Nunca mais ele havia pensado no assunto, pois acreditava que não seria importante fazê-lo. No entanto, na quietude daquele momento, descobriu uma resposta que fazia sentido, tendo, como resultado, a formação de um largo sorriso que movimentou a maioria dos músculos de sua face, enquanto sua mão direita fechou-se automaticamente e socou, com seu lado externo, sua coxa direita, ao mesmo tempo em que balbuciou a seguinte expressão:

- É isso!

Depois, admirado com tais reações involuntárias, ajeitou novamente o corpo contra o encosto do banco que ocupava e experimentou um relaxamento nunca conseguido por ele antes. Tendo a convicção de ter descoberto um grande segredo, sorriu de modo audível, num crescente até alcançar uma gargalhada que pareceu brotar da parte mais recôndita de suas entranhas, culminando com uma imensa sensação de bem-estar que é impossível de ser descrita.

A claridade já estava tomando conta do dia quando o aroma do pão assado alcançou as narinas de Izidélcio. Dando por encerrada sua atividade matinal, ele se levantou tranquilo e se dirigiu à padaria.

Quando dona Efigência acordou o café estava quase coado e a mesa já estava posta.

Mas que segredo foi este que ele descobriu, afinal? Embora Izidélcio prefira não alardear sua descoberta, porque, argumenta ele, é avesso a debates, resolveu contar, não antes de muita insistência de minha parte. Usando as palavras dele:

- É como se aquela falação toda de meus amigos ficasse na minha cabeça trabalhando, trabalhando e trabalhando todo aquele tempo até chegar a uma resposta. Eu nem não sou responsável por isso, pois eu nem não sabia que estava pensando nestas coisas difíceis de entender.

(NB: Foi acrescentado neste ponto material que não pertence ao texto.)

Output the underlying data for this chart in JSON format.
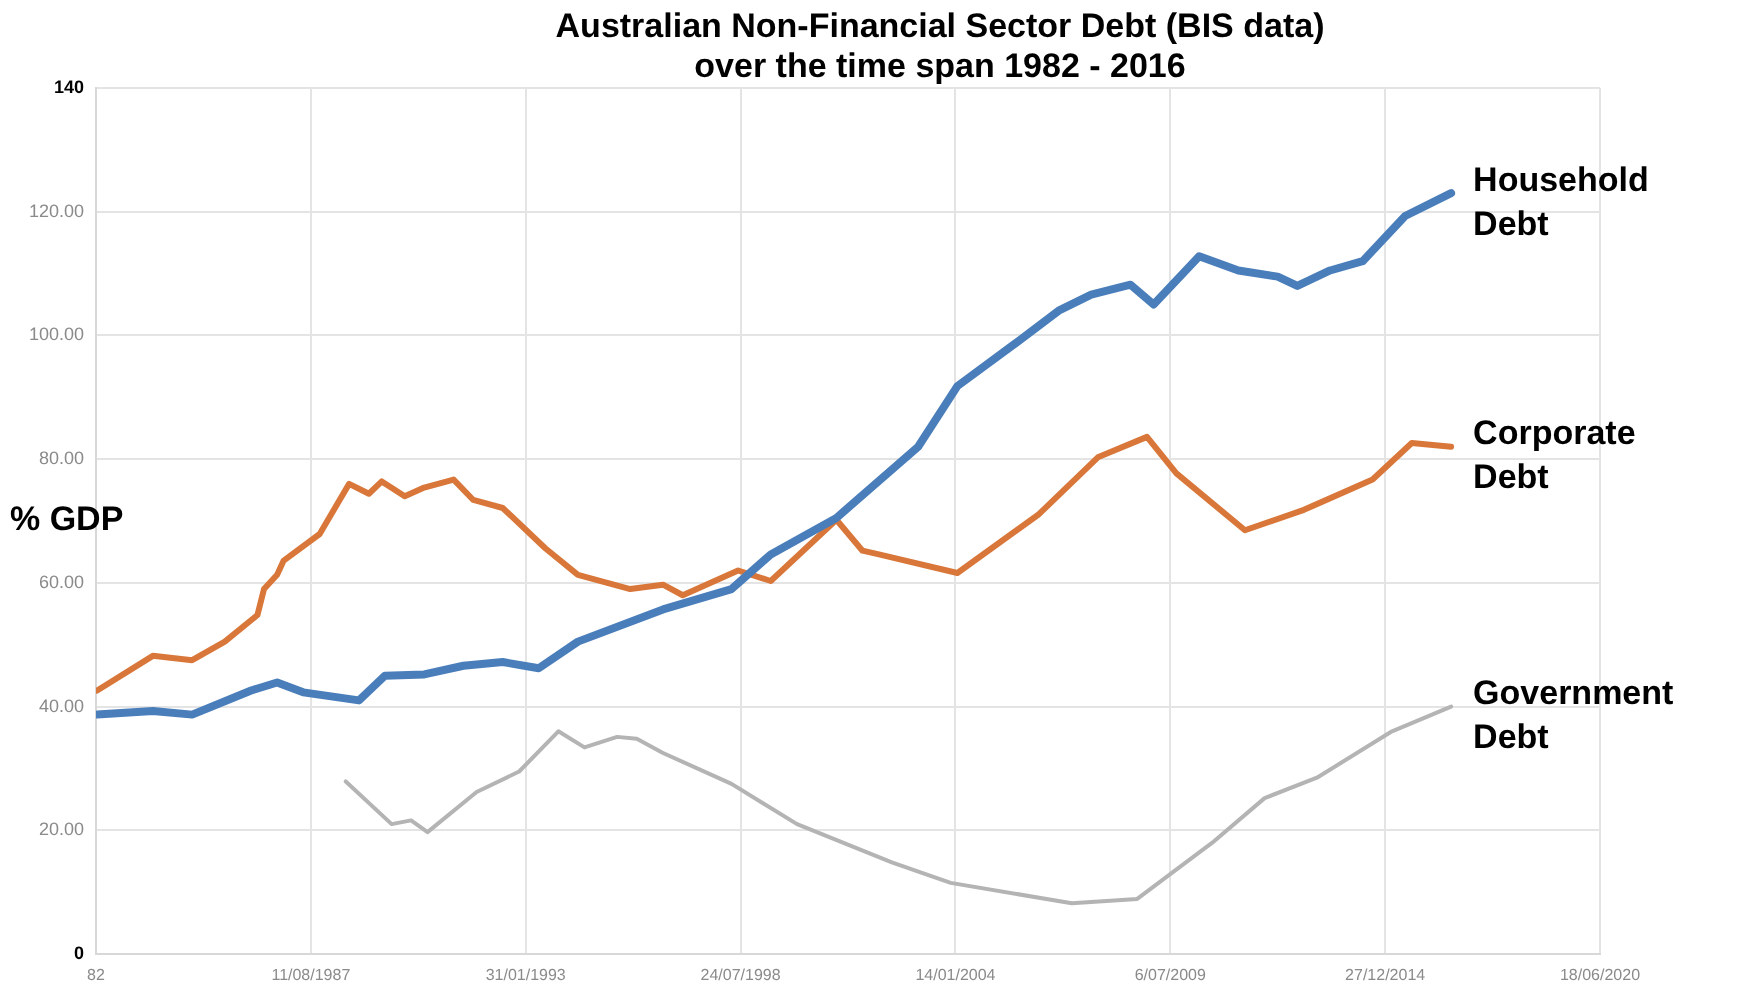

Minha cabeça ficou pensando sozinha em tudo aquilo e só me avisou do resultado e, como eu gostei da conclusão a que ela chegou, acho que é certo.

- E a que conclusão chegou sua cabeça?

- Bem, ela chegou à conclusão de que a felicidade não está só no passado, nem só no presente, ou só no futuro, mas está nos três lugares. Eu posso, por exemplo, visitar o passado, claro que posso! Ele está registrado na minha cabeça e é possível voltar a ele quantas vezes eu quiser. Também - e quando eu descobri isso eu fiquei abismado - eu posso visitar o futuro. Na primeira vez que eu pensei isso eu até achei uma ideia boba. Como é que alguém visita uma coisa que ainda não aconteceu? Achei até que estava ficando doido. Mas aquele assunto ficou martelando na minha mente. Então meu miolo - querendo provar que isso é possível sim - fez com que eu me lembrasse do rancho que eu mandei construir lá na minha chácara. Quando eu o comprei, o lugar era só um terreno. Depois eu tive a ideia de construir uma casinha. Fiquei imaginando como é que eu queria que ela ficasse e fiz um desenho no papel. Fui até a casa do Pereira e pedi para ele construir do jeito que estava no desenho. Saiu igualzinho! Então eu percebi que antes de o rancho existir de verdade eu estive nele com a minha imaginação, de modo que eu posso sim visitar o futuro - como não? Pois bem, hoje, se eu quiser, posso voltar trinta anos e sentir a felicidade que eu tive lá atrás, ou posso imaginar algo que vai acontecer dez anos no futuro e antecipar uma felicidade minha. Visto que eu posso controlar minhas ideias hoje, consigo sentir essa felicidade agora, neste instante, se assim eu desejar. Além do mais, posso concentrar minha atenção no momento atual e sentir a felicidade de algo bom que está acontecendo aqui e agora. Portanto, meu amigo, a felicidade está no passado, no presente e no futuro, à espera de nossa visita. Foi isso o que a minha cabeça descobriu sozinha.

Como as palavras de Izidélcio me convenceram, nada tenho a acrescentar.